Observation data Epoch J2000 Equinox ICRS
- Constellation: Corona Australis
- Right ascension: 18^{h} 25^{m} 46.8186^{s}
- Declination: −37° 06′ 18.529″
- Apparent magnitude (V): 15.1

Astrometry
- Radial velocity (R_{v}): −91.0 km/s
- Proper motion (μ): RA: −9.222 mas/yr Dec.: −2.542 mas/yr
- Parallax (π): 0.1205±0.0577 mas
- Distance: approx. 30,000 ly (approx. 8,000 pc)

Details

Neutron star
- Mass: 1.14–2.32 M_{☉}

Database references
- SIMBAD: data

= V691 Coronae Australis =

Star in the constellation Corona Australis

X1822–371, associated with the optically visible star V691 Coronae Australis (abbreviated V691 CrA), is a neutron-star X-ray binary system at a distance of approximately 2-2.5 kiloparsecs.
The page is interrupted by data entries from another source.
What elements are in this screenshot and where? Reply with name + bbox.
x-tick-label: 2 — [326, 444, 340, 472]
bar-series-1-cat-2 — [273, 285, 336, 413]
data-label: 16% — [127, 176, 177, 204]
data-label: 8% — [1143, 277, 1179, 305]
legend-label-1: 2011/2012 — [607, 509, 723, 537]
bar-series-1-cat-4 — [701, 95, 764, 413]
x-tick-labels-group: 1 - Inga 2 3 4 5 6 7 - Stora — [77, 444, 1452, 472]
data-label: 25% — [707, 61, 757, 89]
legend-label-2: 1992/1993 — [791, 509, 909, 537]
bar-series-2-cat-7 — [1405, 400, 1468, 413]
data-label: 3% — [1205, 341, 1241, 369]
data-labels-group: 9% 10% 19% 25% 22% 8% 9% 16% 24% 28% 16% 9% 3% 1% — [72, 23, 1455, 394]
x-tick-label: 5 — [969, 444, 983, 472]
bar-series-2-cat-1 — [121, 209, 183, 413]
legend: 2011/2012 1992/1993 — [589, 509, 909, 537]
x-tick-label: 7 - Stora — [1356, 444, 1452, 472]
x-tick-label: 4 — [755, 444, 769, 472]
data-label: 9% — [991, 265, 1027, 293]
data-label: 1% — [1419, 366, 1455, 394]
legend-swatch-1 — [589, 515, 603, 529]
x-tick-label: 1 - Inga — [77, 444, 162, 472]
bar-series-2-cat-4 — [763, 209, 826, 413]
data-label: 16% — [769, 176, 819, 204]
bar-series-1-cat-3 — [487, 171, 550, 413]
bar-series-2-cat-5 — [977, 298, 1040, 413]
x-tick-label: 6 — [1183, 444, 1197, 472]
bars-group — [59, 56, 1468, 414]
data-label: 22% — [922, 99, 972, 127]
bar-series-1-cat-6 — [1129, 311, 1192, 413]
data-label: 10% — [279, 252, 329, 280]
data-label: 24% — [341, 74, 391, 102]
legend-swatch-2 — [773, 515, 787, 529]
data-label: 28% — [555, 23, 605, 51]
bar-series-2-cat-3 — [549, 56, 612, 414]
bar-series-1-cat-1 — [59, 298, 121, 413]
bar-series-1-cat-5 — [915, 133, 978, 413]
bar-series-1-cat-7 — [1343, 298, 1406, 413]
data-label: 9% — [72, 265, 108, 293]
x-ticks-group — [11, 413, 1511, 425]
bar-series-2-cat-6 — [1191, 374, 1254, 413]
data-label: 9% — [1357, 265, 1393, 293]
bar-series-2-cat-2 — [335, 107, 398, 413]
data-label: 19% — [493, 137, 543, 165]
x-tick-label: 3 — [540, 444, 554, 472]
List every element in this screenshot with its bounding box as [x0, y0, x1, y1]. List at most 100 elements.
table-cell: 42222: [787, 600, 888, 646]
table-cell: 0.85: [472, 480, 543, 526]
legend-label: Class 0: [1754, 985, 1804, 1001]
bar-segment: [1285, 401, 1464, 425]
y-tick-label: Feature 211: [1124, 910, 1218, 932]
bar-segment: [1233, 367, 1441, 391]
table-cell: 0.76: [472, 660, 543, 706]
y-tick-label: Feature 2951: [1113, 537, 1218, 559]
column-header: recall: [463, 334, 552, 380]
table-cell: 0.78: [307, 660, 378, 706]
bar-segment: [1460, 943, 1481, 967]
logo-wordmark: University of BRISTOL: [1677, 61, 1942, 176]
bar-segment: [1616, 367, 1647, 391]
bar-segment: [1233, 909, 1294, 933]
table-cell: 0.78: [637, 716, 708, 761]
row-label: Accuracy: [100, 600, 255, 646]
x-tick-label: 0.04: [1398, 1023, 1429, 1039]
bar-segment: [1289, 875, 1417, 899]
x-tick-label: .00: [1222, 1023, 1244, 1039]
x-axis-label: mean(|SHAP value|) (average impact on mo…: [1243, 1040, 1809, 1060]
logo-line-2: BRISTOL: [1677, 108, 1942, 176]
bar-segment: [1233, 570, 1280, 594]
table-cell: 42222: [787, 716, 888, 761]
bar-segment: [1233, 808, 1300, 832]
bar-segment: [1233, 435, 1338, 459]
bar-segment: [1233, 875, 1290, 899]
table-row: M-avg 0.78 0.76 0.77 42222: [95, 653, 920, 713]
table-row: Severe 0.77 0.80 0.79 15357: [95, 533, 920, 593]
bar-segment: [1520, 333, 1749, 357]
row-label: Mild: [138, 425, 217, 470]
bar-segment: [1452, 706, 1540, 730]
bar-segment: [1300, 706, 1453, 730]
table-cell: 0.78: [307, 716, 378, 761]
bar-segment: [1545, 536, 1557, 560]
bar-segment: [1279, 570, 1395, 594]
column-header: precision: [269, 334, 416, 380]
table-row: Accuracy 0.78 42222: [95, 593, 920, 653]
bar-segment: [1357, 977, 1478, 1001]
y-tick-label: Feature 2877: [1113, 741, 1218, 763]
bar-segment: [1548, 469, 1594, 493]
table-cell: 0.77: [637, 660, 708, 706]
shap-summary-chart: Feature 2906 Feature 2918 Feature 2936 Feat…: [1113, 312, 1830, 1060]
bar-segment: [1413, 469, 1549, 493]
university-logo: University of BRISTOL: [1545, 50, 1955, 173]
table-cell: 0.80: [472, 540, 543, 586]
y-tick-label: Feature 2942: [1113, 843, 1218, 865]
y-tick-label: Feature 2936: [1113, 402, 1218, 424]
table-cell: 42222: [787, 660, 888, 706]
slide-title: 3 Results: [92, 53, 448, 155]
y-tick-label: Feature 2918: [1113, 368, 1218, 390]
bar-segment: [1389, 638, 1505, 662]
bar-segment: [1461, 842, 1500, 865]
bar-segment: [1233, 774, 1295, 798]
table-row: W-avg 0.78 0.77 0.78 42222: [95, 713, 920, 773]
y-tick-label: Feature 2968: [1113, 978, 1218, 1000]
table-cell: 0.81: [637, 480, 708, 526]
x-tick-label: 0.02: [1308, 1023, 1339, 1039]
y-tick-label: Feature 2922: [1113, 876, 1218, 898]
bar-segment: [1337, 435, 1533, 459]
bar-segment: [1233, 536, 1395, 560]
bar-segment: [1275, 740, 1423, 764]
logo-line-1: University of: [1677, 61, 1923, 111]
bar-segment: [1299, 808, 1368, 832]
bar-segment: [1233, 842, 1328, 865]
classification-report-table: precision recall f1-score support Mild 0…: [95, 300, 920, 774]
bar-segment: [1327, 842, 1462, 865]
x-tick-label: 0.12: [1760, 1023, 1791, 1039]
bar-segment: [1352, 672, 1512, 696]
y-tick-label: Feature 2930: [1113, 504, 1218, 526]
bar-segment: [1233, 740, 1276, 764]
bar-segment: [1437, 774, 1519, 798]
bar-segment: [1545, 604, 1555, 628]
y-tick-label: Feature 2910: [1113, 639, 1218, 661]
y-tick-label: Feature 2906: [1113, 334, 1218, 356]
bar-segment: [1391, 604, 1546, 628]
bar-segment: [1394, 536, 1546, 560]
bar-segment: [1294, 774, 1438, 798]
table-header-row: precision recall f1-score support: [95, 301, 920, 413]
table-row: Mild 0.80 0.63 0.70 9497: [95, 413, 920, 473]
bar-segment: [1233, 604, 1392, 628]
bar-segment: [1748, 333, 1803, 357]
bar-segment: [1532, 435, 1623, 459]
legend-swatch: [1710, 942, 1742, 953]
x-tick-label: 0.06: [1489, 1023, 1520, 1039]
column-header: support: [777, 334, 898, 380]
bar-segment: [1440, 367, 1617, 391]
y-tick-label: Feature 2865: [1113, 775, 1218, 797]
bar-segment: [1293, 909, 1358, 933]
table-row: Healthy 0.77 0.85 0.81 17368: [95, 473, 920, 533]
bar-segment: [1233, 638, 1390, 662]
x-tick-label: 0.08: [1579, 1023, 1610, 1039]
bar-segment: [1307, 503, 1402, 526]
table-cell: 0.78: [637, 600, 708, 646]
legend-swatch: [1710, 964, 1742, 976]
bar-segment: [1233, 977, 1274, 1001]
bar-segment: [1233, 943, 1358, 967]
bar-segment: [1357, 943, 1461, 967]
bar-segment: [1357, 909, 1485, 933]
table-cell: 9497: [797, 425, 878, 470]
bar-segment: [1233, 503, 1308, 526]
It is known to have a high inclination of i = 82.5°± 1.5°. This source displays relatively high brightness in the optical wavelengths when compared to the X-ray, making it a prototypical Accretion Disk Corona (ADC) source, i.e. a source with a corona extending above and below its accretion disk. The only-partial eclipses in its light curve, even at such a high inclination, support this hypothesis. Estimates of the mass of its neutron star lies between 1.14–2.32 solar masses. The optical spectrum of X1822–371 displays strong Hα, Hβ, He I, He II and Bowen Blend features. These features have been extensively studied using the technique of Doppler tomography.

Keith O. Masson et al. announced that the star is a variable star, in 1979. It was given its variable star designation in 1981.